The group comprises members of various key players from the South African government. These include the revenue service, reserve bank, and competition commission.
The paper confirmed the group’s position. It states that it is necessary to initiate “a staged approach to bring crypto-assets within the regulatory remit through the regulation of crypto-asset service providers.”
Assessing the current crypto landscape
South Africa is one of the biggest crypto markets in Africa. The biggest exchange in the country, Luno, has seen steady growth in customers. In 2020, it almost reached one million new customers.
However, regulation on cryptocurrencies in the country has been uncertain. As a result, it has been on the exchanges to ensure they are working legally.
As a result, the Intergovernmental Working Group’s efforts in this area are important to those trading and working in cryptocurrency in the country.
In analyzing the current market, the group explained that it assessed the “underlying economic function of crypto assets rather than the specific technology applied or the entity involved.”
The recently published document outlines “25 recommendations for a revised South African policy, legal and regulatory position on crypto assets and related activities.”
Three key crypto regulation areas
The three areas that these recommendations focus on are AML/CFT framework, cross-border financial flows, and the application of financial sector laws.
The first area that the group is concerned with is anti-money laundering and combating financing of terrorism (AML/CFT).
Exchanges and other crypto asset providers are expected to adhere to these legislative requirements, including registering with the Financial Intelligence Centre (FIC), conducting customer identification and verification, conducting customer due diligence, and keeping records of client and transactional information.
In addition the paper expects the providers to report cash transaction of $1,818 (R25,000) and higher.
Cross-border financial flows
The second area is the monitoring of cross-border financial flows of crypto.
The group recommends the Financial Surveillance Department of the reserve bank assume “supervisory and regulatory responsibility for the monitoring of cross-border financial flows in respect of crypto assets and CASPs.”
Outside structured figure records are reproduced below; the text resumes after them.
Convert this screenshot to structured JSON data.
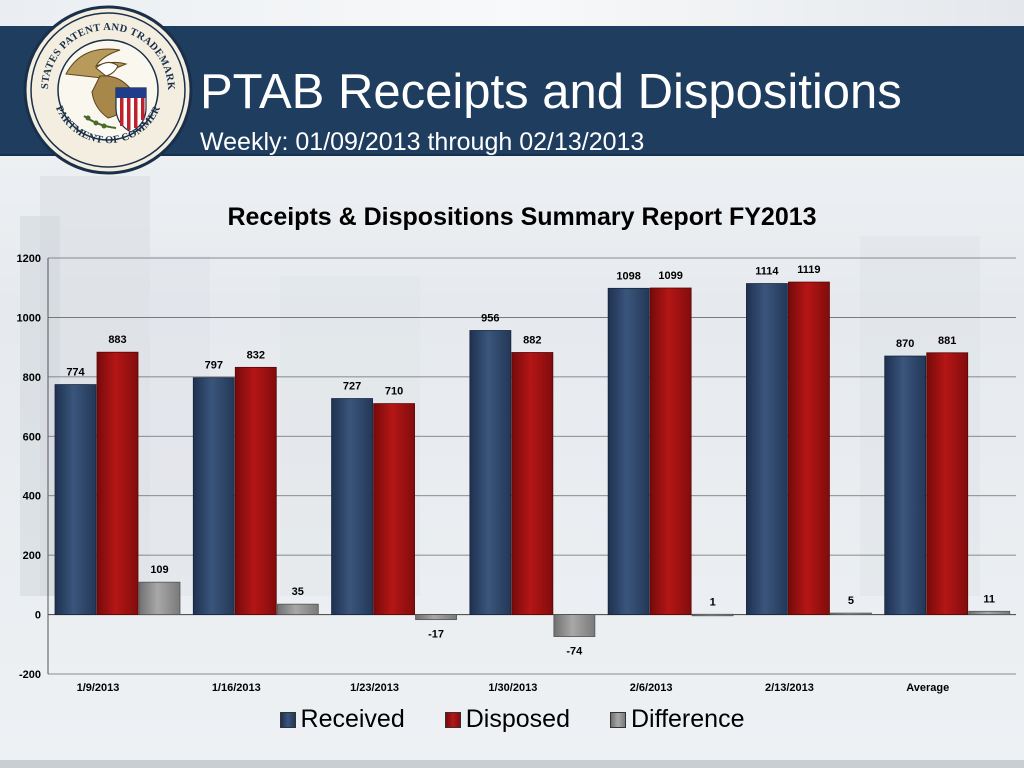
{
  "header": {
    "title": "PTAB Receipts and Dispositions",
    "subtitle": "Weekly: 01/09/2013 through 02/13/2013"
  },
  "seal": {
    "icon": "uspto-seal-icon",
    "text_top": "UNITED STATES PATENT AND TRADEMARK OFFICE",
    "text_bottom": "DEPARTMENT OF COMMERCE"
  },
  "colors": {
    "header_bg": "#1f3d5f",
    "received": "#2e4466",
    "disposed": "#9b1010",
    "difference": "#8c8c8c"
  },
  "chart_data": {
    "type": "bar",
    "title": "Receipts & Dispositions Summary Report FY2013",
    "categories": [
      "1/9/2013",
      "1/16/2013",
      "1/23/2013",
      "1/30/2013",
      "2/6/2013",
      "2/13/2013",
      "Average"
    ],
    "series": [
      {
        "name": "Received",
        "values": [
          774,
          797,
          727,
          956,
          1098,
          1114,
          870
        ]
      },
      {
        "name": "Disposed",
        "values": [
          883,
          832,
          710,
          882,
          1099,
          1119,
          881
        ]
      },
      {
        "name": "Difference",
        "values": [
          109,
          35,
          -17,
          -74,
          1,
          5,
          11
        ]
      }
    ],
    "ylim": [
      -200,
      1200
    ],
    "yticks": [
      -200,
      0,
      200,
      400,
      600,
      800,
      1000,
      1200
    ],
    "grid": true,
    "legend": "bottom"
  }
}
This would require some amendments to exchange control regulations.
Financial sector laws
Finally the group recommends and interim measure of declaring these assets as financial products.
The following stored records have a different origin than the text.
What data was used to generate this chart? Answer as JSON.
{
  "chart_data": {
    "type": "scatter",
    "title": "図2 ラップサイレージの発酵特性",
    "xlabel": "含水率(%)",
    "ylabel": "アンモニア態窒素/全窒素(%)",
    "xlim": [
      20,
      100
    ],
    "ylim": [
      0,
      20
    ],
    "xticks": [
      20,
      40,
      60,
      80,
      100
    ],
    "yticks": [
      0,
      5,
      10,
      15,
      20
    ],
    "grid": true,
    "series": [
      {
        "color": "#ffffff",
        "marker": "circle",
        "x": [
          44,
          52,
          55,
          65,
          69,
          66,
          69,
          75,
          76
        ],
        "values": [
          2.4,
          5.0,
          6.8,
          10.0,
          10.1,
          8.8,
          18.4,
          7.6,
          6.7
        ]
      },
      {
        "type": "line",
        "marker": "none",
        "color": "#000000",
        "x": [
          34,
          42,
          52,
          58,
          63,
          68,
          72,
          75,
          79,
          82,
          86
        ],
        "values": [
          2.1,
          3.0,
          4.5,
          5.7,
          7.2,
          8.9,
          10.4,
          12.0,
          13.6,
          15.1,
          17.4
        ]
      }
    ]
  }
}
This recommendation focuses on ensuring crypto-asset providers are kept within regulatory oversight. In addition, it aims to ensure they “will assist in addressing the immediate exploitation of consumers by unscrupulous entities.”
A caution to consumers
However, the group was clear that its paper was not an endorsement of crypto-assets.
In addition, it warned consumers that “the crypto-asset ecosystem is evolving at a fairly rapid pace, and
developments continue to challenge the applicability of existing legislation and regulations to emerging activities.”
“Consumers are therefore strongly urged to ensure they fully understand the products and services they are gaining exposure to, as well as the associated risks.”